Dua minggu berlalu. Ya. Dua minggu terasa hanya berganti semalam saja. Entah apa yang telah terjadi dengan bilangan malam-malam. Lalu, kemana pagi, siang dan sore? Aku hanya berani menduga-duga, sang malam menyembunyikannya sebagai sesama kawan.

"Baiklah, mungkin aku harus kembali! Aku memang harus kembali!" ucapku terpatah-patah sembari menatap kedua mata itu, lagi dan lagi.

Dan akupun mengakhiri percakapan singkat hari itu. Malam terakhir yang telah berhasil terguling oleh gundah berhari-hari. Aku tak lagi ingin bertanya. Aku tak lagi ingin angkat bicara. Sudahlah! ucapku meyakinkan diri.

***

Lelakiku. Lelaki yang kucinta. Lelaki yang membuatku tergila-gila. Inginku mengadu pada malam, betapa rasa itu begitu kokoh membendung barisan kata-kata yang ingin kusampaikan. Pertahananku tak cukup ampuh saat kecupmu menyapa, hadirmu terlalu nyata.

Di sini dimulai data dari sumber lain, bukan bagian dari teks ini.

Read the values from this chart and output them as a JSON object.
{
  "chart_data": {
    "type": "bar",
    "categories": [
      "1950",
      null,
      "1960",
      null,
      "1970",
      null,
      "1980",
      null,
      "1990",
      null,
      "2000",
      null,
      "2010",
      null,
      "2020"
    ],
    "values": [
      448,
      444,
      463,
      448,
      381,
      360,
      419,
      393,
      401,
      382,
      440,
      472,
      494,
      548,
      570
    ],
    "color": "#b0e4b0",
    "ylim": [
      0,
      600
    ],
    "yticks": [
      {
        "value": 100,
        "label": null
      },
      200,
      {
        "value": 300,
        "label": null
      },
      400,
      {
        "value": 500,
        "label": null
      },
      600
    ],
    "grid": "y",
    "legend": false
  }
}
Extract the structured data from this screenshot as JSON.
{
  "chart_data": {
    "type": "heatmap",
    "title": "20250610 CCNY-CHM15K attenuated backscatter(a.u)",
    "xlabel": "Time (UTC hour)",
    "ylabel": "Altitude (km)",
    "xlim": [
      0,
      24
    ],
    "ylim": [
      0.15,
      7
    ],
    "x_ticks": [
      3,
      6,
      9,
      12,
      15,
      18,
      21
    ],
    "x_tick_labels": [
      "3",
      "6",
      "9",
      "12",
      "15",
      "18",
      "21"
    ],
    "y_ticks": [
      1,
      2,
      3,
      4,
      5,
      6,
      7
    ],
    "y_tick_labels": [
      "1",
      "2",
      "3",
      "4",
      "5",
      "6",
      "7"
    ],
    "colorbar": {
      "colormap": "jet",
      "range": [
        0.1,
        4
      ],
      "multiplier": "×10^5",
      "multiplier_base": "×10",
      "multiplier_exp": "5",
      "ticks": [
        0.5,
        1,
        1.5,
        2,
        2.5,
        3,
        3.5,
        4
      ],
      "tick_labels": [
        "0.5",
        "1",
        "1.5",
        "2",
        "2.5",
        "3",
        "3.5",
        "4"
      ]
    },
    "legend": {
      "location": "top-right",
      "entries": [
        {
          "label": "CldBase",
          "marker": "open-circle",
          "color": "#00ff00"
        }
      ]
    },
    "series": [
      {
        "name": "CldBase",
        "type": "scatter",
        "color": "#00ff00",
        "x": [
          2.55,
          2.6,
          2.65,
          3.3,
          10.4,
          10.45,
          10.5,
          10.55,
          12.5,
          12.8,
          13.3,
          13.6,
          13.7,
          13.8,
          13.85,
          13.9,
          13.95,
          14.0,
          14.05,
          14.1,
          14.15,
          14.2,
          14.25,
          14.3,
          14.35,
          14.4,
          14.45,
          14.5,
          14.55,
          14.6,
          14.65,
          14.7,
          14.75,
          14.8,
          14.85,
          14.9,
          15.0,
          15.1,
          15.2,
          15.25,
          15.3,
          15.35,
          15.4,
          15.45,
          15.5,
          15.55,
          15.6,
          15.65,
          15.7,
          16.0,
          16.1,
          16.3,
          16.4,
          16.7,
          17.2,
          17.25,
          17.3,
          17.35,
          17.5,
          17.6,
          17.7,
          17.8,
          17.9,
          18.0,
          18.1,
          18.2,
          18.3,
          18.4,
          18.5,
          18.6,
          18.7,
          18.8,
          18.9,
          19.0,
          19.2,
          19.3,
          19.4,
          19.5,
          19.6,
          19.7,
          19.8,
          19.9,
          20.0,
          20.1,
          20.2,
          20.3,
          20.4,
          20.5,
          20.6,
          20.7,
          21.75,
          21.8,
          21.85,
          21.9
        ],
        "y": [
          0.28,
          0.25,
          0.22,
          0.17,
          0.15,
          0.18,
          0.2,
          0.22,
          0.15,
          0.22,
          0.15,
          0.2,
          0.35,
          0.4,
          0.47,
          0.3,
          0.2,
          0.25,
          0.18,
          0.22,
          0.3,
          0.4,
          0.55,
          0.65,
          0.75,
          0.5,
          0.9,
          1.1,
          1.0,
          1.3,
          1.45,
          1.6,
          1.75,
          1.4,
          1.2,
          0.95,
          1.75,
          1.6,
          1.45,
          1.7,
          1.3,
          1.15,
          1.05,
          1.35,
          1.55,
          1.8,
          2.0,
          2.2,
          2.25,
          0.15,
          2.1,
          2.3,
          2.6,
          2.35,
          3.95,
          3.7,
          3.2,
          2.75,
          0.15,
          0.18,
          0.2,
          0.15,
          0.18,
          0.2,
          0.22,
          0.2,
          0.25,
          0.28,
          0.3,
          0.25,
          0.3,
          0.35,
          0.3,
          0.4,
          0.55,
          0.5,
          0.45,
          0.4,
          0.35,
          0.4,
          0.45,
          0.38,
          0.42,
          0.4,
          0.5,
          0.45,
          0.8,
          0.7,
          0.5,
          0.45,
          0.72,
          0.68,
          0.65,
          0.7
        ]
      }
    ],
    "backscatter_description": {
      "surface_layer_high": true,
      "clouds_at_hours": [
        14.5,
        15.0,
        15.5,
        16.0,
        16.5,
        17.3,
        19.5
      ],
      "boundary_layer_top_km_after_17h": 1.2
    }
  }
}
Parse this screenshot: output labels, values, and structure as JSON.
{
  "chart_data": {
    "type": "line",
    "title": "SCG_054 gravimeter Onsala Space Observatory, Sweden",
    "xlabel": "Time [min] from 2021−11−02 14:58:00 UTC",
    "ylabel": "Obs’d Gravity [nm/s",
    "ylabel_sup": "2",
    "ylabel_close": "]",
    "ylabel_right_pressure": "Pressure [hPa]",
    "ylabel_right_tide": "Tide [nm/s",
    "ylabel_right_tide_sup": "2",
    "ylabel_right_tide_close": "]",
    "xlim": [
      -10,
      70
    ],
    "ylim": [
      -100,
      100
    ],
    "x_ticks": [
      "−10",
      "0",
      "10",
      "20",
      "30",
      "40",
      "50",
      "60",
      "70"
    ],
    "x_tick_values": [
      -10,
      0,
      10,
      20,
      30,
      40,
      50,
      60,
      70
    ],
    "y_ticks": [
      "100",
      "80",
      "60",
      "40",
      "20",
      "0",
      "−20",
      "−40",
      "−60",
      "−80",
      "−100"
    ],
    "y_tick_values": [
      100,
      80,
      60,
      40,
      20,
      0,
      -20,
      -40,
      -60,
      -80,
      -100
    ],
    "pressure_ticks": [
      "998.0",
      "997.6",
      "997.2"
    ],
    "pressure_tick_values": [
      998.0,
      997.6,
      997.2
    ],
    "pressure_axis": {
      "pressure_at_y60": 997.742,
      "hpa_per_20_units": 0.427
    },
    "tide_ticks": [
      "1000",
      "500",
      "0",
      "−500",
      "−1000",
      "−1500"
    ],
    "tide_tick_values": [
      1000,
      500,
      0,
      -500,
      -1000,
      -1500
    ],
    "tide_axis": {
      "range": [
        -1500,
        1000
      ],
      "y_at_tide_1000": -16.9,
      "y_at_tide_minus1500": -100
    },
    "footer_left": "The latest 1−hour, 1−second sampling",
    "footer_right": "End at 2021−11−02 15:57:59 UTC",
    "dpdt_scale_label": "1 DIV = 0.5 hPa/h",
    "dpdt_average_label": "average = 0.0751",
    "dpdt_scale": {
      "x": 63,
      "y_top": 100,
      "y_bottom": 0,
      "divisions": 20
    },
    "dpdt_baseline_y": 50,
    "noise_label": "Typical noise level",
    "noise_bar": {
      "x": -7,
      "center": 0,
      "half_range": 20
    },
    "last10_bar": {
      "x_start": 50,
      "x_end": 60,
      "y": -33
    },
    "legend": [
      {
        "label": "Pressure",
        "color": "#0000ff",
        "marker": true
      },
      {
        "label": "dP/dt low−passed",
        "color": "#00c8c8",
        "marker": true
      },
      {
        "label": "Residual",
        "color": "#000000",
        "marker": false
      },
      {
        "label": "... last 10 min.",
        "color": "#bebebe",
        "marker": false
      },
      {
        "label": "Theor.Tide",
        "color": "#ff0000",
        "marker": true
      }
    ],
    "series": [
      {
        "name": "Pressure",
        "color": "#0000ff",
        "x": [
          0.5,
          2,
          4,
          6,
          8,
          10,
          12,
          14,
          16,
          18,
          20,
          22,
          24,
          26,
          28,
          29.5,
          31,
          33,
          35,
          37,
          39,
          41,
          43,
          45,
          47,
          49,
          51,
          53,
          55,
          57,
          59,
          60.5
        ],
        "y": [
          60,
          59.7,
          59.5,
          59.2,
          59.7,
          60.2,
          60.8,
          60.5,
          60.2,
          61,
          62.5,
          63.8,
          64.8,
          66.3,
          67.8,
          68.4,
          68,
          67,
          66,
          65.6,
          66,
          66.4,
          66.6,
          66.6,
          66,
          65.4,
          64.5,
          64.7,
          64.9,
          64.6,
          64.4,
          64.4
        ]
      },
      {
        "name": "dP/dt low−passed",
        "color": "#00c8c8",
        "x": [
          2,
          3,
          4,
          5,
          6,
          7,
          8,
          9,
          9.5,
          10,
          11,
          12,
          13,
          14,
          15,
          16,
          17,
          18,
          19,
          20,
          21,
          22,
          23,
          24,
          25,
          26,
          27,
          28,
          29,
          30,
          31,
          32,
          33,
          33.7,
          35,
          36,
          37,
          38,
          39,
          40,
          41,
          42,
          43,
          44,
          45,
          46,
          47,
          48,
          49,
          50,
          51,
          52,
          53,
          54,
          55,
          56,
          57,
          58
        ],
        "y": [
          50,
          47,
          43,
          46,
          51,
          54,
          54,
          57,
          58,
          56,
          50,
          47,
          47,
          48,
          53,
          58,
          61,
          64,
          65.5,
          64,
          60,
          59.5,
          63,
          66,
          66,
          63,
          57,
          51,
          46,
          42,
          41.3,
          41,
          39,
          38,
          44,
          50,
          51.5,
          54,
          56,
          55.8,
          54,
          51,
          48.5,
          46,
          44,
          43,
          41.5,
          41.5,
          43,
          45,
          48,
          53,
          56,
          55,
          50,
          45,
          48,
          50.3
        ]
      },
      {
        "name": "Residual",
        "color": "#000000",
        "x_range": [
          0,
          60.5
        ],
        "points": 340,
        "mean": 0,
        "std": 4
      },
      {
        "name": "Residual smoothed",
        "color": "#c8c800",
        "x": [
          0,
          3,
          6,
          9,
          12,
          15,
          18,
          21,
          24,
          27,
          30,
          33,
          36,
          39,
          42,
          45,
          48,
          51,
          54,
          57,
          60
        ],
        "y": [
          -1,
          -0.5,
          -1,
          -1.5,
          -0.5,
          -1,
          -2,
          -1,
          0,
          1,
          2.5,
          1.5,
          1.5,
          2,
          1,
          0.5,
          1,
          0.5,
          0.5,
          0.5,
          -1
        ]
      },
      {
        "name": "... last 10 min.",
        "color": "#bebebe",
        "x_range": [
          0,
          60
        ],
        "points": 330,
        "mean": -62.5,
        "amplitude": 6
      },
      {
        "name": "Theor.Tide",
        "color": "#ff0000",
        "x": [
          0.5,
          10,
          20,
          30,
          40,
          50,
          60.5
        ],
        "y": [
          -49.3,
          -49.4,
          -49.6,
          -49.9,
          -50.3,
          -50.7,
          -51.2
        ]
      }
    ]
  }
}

Entah bagaimana aku harus memulai. Entah sampai kapan aku baru bisa menyakinkan, kita bukan pemilik cinta, ini. Dan kita harus segera mengakhirinya.


ditulis : 25.03.2010
(yang ditulis dalam perjalanan)


°°°

Saya mencoba kembali menulis disini, ambil jadwal Rabu seperti biasa.

Tuesday, May 4, 2010

Ini Gila!

Rasa itu masih ada. Mungkinkah aku mampu melupakan dia? Dia sangat lembut. Perawakannya yang gagah dan sopan membuat hatiku berdetak kencang. Hari itu hari Rabu, hari pertama pertemuan kami. Pakaiannya berwarna abu-abu. Dulu aku tidak menyukai warna itu. Bagiku, hidup ini hanya hitam dan putih. Tidak ada sesuatu seperti abu-abu. Itu palsu. Itu plin-plan. Itu tidak yakin.

Dia! Dia penyebab semua itu. Kilauan satin yang melekat pada dadanya yang bidang membuat aku merubah jalan pikiranku. Aku menjadi gila.

Dia! Dia akar permasalahannya. Sentuhan tangannya yang kuat dan sedikit kasar. Suaranya yang lembut namun tetap jantan. Saat dia mengatakan namanya, hatiku bergetar. Getaran apa ini?

Tidak! Aku tidak akan jatuh cinta. Cinta itu gila. Cinta itu buta. Hmm... cinta itu tidak nyata. Ilusi. Bohong besar.

Cinta hanya dialami orang yang haus belaian. Tante Ria misalnya, dia hanya butuh sentuhan. Suaminya yang tidak pernah pulang membuat dia dahaga. Aku? Tidak! Aku masih muda. Aku tidak gila. Aku waras. Aku bukan tante Ria.

Aku jatuh cinta. Ya! Salahkan aku! Hati ini berat. Hati ini lebih kuat. Aku berkhianat!

Pengkhianatan yang akan aku sesali selamanya.

Selamanya.

Tante Ria mengajak aku menikmati es krim vanila favoritku. Dia akan memperkenalkan aku dengan partner barunya. Aku tahu laki-laki itu tidak hanya partner. Aku tahu manusia semacam itu. Laki-laki yang hanya menginginkan harta tante. Laki-laki yang haus sentuhan. Laki-laki munafik.

Dia datang, aku berdiri dan menyapanya. Laki-laki yang menjadi partner tanteku. Laki-laki yang dulu menggunakan pakaian satin abu-abu. Laki-laki yang menggetarkan nadiku. Laki-laki favoritku. Laki-laki yang mengoyakkan hatiku.